The problem: We can’t use a foreign key constraint because likeable_id could reference different tables. Referential integrity relies on application code.

Alternatives:

  • Separate tables: post_likes and comment_likes (cleaner, FK constraints work)
  • Shared parent: make both posts and comments inherit from a content table

Soft Deletes

Instead of actually deleting a row with DELETE, we mark it as deleted with a timestamp column. The data stays in the table but is hidden from normal queries.

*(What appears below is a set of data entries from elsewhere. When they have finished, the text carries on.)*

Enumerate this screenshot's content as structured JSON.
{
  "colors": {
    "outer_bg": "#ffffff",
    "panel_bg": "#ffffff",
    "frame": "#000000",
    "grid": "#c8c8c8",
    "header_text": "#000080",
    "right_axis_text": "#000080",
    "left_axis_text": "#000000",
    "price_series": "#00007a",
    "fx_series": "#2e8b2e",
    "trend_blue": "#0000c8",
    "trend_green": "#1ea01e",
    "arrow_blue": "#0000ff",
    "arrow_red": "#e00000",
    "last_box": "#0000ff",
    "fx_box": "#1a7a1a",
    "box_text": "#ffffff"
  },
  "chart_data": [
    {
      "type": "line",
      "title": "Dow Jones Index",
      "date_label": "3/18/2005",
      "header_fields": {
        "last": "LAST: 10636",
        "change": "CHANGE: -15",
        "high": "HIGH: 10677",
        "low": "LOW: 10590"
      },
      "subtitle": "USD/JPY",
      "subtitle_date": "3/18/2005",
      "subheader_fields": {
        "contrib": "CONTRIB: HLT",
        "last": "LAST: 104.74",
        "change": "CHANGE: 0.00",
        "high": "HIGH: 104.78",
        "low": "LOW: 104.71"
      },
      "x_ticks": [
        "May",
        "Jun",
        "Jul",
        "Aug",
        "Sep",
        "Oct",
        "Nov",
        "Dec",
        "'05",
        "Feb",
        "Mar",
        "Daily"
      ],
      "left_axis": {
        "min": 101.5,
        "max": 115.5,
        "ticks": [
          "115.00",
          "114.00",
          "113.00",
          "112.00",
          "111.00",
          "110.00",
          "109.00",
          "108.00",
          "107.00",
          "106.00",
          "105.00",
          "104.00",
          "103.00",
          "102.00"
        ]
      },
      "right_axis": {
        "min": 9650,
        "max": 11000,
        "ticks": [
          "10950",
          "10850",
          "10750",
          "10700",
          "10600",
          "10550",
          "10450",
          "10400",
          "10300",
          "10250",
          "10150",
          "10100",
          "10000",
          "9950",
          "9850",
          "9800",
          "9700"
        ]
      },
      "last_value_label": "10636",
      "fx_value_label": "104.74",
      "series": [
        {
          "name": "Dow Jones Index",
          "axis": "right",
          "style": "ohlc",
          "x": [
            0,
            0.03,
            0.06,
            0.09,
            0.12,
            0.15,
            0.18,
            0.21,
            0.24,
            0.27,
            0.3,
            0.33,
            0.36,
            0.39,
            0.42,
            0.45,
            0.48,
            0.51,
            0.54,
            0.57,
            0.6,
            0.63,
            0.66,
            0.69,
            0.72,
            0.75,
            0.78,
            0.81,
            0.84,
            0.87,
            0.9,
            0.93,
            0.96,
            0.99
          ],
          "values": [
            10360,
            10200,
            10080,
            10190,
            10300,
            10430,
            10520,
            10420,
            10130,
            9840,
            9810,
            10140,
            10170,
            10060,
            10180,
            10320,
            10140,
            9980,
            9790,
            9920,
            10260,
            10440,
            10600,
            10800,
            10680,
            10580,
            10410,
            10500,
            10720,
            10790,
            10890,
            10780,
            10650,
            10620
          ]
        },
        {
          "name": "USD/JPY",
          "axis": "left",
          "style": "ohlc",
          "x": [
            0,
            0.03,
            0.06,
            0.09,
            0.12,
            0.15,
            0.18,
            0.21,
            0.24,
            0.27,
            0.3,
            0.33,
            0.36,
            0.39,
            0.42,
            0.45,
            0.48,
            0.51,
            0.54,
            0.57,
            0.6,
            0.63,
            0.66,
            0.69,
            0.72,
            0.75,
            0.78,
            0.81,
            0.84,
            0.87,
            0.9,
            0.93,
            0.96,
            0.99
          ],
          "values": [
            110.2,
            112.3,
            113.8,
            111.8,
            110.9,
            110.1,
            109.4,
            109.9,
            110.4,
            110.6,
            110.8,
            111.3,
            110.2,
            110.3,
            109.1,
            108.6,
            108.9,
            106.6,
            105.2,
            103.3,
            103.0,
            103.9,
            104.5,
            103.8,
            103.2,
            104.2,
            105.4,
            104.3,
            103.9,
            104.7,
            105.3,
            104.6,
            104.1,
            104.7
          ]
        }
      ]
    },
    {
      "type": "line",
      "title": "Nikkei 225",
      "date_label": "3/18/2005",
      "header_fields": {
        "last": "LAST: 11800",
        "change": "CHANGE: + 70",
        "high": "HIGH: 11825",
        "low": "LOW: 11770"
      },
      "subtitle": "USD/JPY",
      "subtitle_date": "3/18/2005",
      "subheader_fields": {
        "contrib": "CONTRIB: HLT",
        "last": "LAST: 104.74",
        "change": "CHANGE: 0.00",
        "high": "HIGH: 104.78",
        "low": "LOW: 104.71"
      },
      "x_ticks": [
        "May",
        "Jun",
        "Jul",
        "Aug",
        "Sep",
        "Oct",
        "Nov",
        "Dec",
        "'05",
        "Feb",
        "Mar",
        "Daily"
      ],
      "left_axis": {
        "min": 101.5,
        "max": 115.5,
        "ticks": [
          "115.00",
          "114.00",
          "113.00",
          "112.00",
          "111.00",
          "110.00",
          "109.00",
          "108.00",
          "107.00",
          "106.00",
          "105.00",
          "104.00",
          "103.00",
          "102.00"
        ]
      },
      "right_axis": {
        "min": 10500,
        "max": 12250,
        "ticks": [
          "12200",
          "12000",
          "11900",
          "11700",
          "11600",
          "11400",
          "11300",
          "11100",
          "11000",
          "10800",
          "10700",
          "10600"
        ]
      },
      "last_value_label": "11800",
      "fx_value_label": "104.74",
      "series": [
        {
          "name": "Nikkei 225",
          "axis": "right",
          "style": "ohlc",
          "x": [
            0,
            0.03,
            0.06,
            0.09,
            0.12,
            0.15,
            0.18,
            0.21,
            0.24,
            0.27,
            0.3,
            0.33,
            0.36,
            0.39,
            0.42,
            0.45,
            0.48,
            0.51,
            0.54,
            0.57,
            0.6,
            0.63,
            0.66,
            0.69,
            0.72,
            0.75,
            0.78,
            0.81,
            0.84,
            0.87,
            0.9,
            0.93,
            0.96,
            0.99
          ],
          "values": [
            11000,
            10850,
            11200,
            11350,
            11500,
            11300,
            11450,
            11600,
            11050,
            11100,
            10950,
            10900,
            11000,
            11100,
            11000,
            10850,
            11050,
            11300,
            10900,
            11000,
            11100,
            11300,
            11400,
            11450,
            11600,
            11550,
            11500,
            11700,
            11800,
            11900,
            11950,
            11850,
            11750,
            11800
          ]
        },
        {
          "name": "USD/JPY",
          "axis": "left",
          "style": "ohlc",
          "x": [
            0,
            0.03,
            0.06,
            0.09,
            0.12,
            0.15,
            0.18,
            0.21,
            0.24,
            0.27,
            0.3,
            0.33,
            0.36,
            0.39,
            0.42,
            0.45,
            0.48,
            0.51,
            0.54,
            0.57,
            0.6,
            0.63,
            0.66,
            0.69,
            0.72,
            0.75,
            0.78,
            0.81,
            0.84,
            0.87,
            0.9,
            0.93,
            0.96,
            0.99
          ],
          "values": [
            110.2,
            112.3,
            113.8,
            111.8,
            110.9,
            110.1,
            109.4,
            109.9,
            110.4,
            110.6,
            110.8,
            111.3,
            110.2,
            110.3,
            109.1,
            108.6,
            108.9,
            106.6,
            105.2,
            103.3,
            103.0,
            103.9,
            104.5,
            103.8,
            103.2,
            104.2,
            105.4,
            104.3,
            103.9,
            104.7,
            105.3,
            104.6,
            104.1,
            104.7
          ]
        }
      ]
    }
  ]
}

-- Add a soft delete column
ALTER TABLE users ADD COLUMN deleted_at TIMESTAMP DEFAULT NULL;

-- "Delete" a user (soft)
UPDATE users SET deleted_at = NOW() WHERE id = 5;

-- All queries must filter out deleted rows
SELECT * FROM users WHERE deleted_at IS NULL;

-- Create a view for convenience
CREATE VIEW active_users AS
SELECT * FROM users WHERE deleted_at IS NULL;

-- To "undelete" — just clear the timestamp
UPDATE users SET deleted_at = NULL WHERE id = 5;

Benefits:

  • Data is recoverable (undo delete)
  • Audit trail (when was it deleted?)
  • Referential integrity preserved (foreign keys don’t break)
  • Legal/compliance requirements (retain data for N years)

Downsides:

  • Every query needs the WHERE deleted_at IS NULL filter (easy to forget)
  • Table grows forever (need periodic cleanup)
  • Unique constraints get tricky (two “deleted” users can have the same email)
-- Fix the unique constraint issue with a partial unique index
CREATE UNIQUE INDEX idx_users_email_active
    ON users (email)
    WHERE deleted_at IS NULL;
-- Only enforces uniqueness among non-deleted rows

When to Use Each Pattern

PatternBest For
Star SchemaData warehouses, analytics, BI dashboards
Snowflake SchemaWhen storage matters, highly normalized analytics
EAVUser-defined fields, wildly varying attributes
PolymorphicMultiple entity types sharing a feature (likes, comments, tags)
Soft DeletesAudit requirements, undo capability, data retention compliance

Interview Tip

Schema design patterns come up in system design interviews. When designing a data model, mention the pattern by name — “I’d use a star schema for the analytics layer” or “I’d implement soft deletes here for audit compliance.” It shows we’ve seen real production systems and know the trade-offs of each approach.